А потом случилось нечто странное — Клара выросла. Роберт вдруг заметил, что она превратилась в довольно-таки миловидную девушку, и в один прекрасный день страстно её поцеловал. (Приношу свои извинения тем, кто не любит подобных сцен, — это место можете пропустить. Однажды я повёл своего сына на приключенческий фильм. Я боялся, что от сцены насилия он расстроится, однако он даже бровью не повёл. Потом началась любовная сцена с поцелуем, и следующие пять минут мой сын просидел, закрыв глаза и тяжко вздыхая. Все наоборот! Ну да ладно.) Как бы то ни было, Клара чуть не упала в обморок (и хорошо, что не упала, — в это время они стояли на каменных ступеньках, она могла бы удариться головой и всё испортить). Клара безумно влюбилась в Роберта, а он в неё, и всё вокруг для них расцвело и запело.
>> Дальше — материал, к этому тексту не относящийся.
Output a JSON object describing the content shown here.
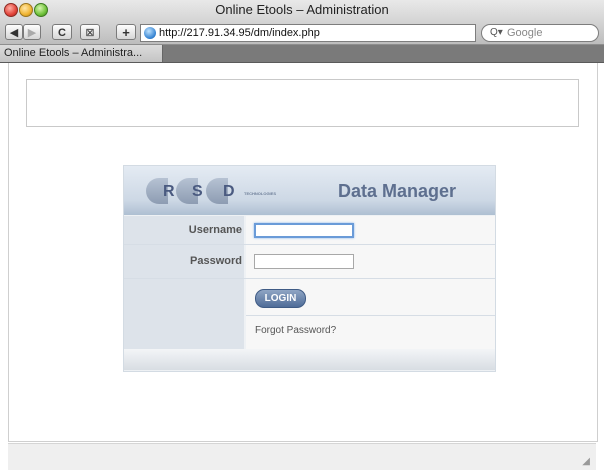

За исключением одного — Вика. Вик взбесился. Он хотел, чтобы его дочь стала самой знаменитой пианисткой на свете, повсюду гастролировала, зарабатывала неслыханные гонорары (которые он оставлял бы себе) и в конце концов вышла бы замуж за какого-нибудь принца, конечно при условии, что принц богат. Брак с этим молокососом Робертом Шуманом, который денег имел мало, а пил слишком много (Шуман питал изрядное пристрастие к шампанскому и к пиву, а также к приготовленной из них смеси — какая гадость!) и к тому же непонятно выражался, — нет, это в планы Вика никак не входило. И Вик запретил влюблённым встречаться.

Шуман был не из тех, кто легко относится к подобным вещам. Он не мог сказать себе: «Ну ладно, раз не могу получить Клару, может, повезёт в следующий раз». Шуман погрузился в глубокое отчаяние. Вдобавок ко всему он так хотел совершенствоваться как пианист, что придумал машинку для разработки пальцев, которая искалечила ему руку, так что он больше не мог играть на фортепиано! С другой стороны, именно тогда начался истинный взлёт Шумана как композитора и литератора. До этого он обычно сочинял довольно скверные рассказы о скелетах, кладбищах и бледных молодых девицах, бегающих повсюду в ночных сорочках, а его музыка часто была похожа на некое музыкальное сопровождение к этим рассказам. Теперь же Шуман организовал превосходный музыкальный журнал и писал на удивление странные, но блестящие статьи о музыке, благодаря которым прославился как критик. И он изливал свои чувства к Кларе в цикле восхитительных пьес для фортепиано — инструмента, на котором она так хорошо играла и на котором он уже никогда больше не будет играть по-настоящему.